# Our girl Kelly



## wally-eye (Oct 27, 2004)

Wonder why she doesn't visit MS anymore? Her profile says she hasn't visited since 9-16-09...


----------



## Maxx1 (Jan 25, 2011)

wally-eye said:


> Wonder why she doesn't visit MS anymore? Her profile says she hasn't visited since 9-16-09...


Maybe we all need to leave her a message on FB, Twitter or any of her fan pages and tell her we feel slighted. 

I bet if enough of us did she would show up!
Maybe even post some fine fishing/hunting pics/stories.


----------



## Fabner1 (Jan 24, 2009)

Maxx1 said:


> Maybe we all need to leave her a message on FB, Twitter or any of her fan pages and tell her we feel slighted.
> 
> I bet if enough of us did she would show up!
> Maybe even post some *fine* fishing/hunting pics/stories.


Maxx,

She is fine alright!

Fred


----------



## swampbuck (Dec 23, 2004)

I think the last time she visited, She probably left feeling somewhat violated.


----------



## Fabner1 (Jan 24, 2009)

swampbuck said:


> I think the last time she visited, She probably left feeling somewhat violated.


Who would violate Kelly?

Fred


----------



## WALLEYEvision (Dec 5, 2003)

Glad to hear she's now on the Outdoor Channel.
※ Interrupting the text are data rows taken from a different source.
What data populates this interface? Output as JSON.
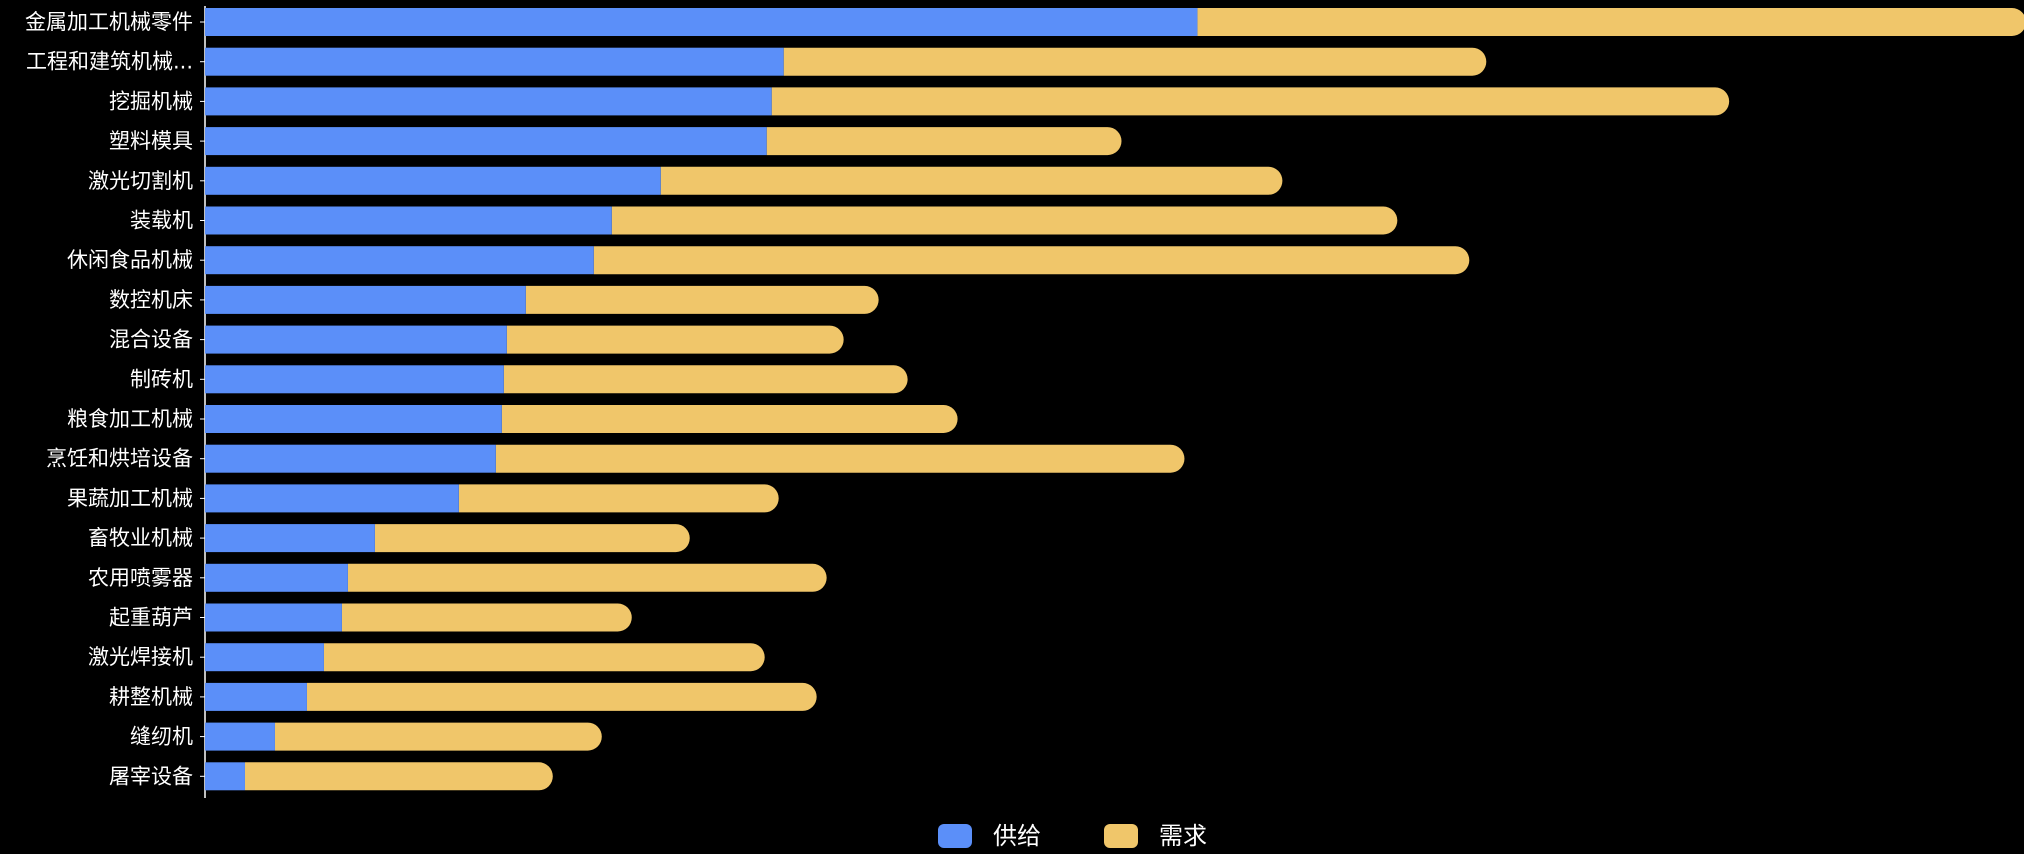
{
  "chart_data": {
    "type": "bar",
    "orientation": "horizontal",
    "stacked": true,
    "background": "#000000",
    "text_color": "#ffffff",
    "categories": [
      "金属加工机械零件",
      "工程和建筑机械...",
      "挖掘机械",
      "塑料模具",
      "激光切割机",
      "装载机",
      "休闲食品机械",
      "数控机床",
      "混合设备",
      "制砖机",
      "粮食加工机械",
      "烹饪和烘培设备",
      "果蔬加工机械",
      "畜牧业机械",
      "农用喷雾器",
      "起重葫芦",
      "激光焊接机",
      "耕整机械",
      "缝纫机",
      "屠宰设备"
    ],
    "series": [
      {
        "name": "供给",
        "color": "#5b8ff9",
        "values": [
          993,
          579,
          567,
          562,
          456,
          407,
          389,
          321,
          302,
          299,
          297,
          291,
          254,
          170,
          143,
          137,
          119,
          102,
          70,
          40
        ]
      },
      {
        "name": "需求",
        "color": "#f0c66a",
        "values": [
          829,
          703,
          958,
          355,
          622,
          786,
          876,
          353,
          337,
          404,
          456,
          689,
          320,
          315,
          479,
          290,
          441,
          510,
          327,
          308
        ]
      }
    ],
    "xlim": [
      0,
      1820
    ],
    "grid": false,
    "x_ticks_shown": false,
    "legend_position": "bottom-center"
  }
}
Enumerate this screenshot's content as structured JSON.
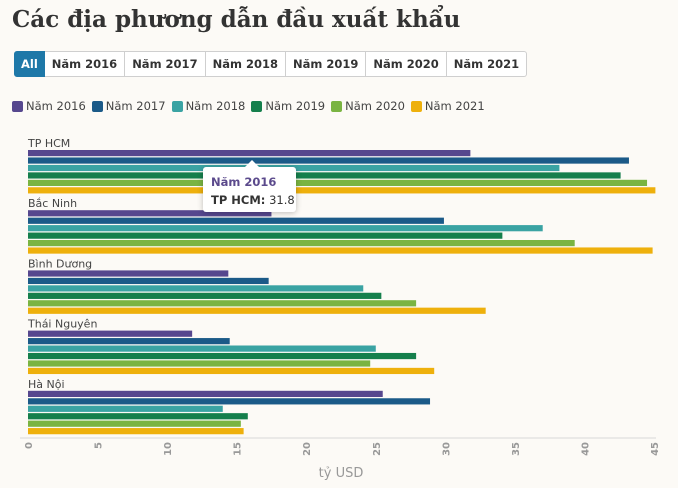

I wasn't able to catch either one of the last two shows she co-hosted since leaving MOOD, Step Outside and The Guide Series with Kelly Gotch on the Pursuit Channel. 

Good luck Kel!
_Posted via Mobile Device_


----------



## Fabner1 (Jan 24, 2009)

gooseboy said:


> this thread looks to be on its way similar to the "perch milking" thread....:lol::yikes:



1500 views and counting!

Fred


----------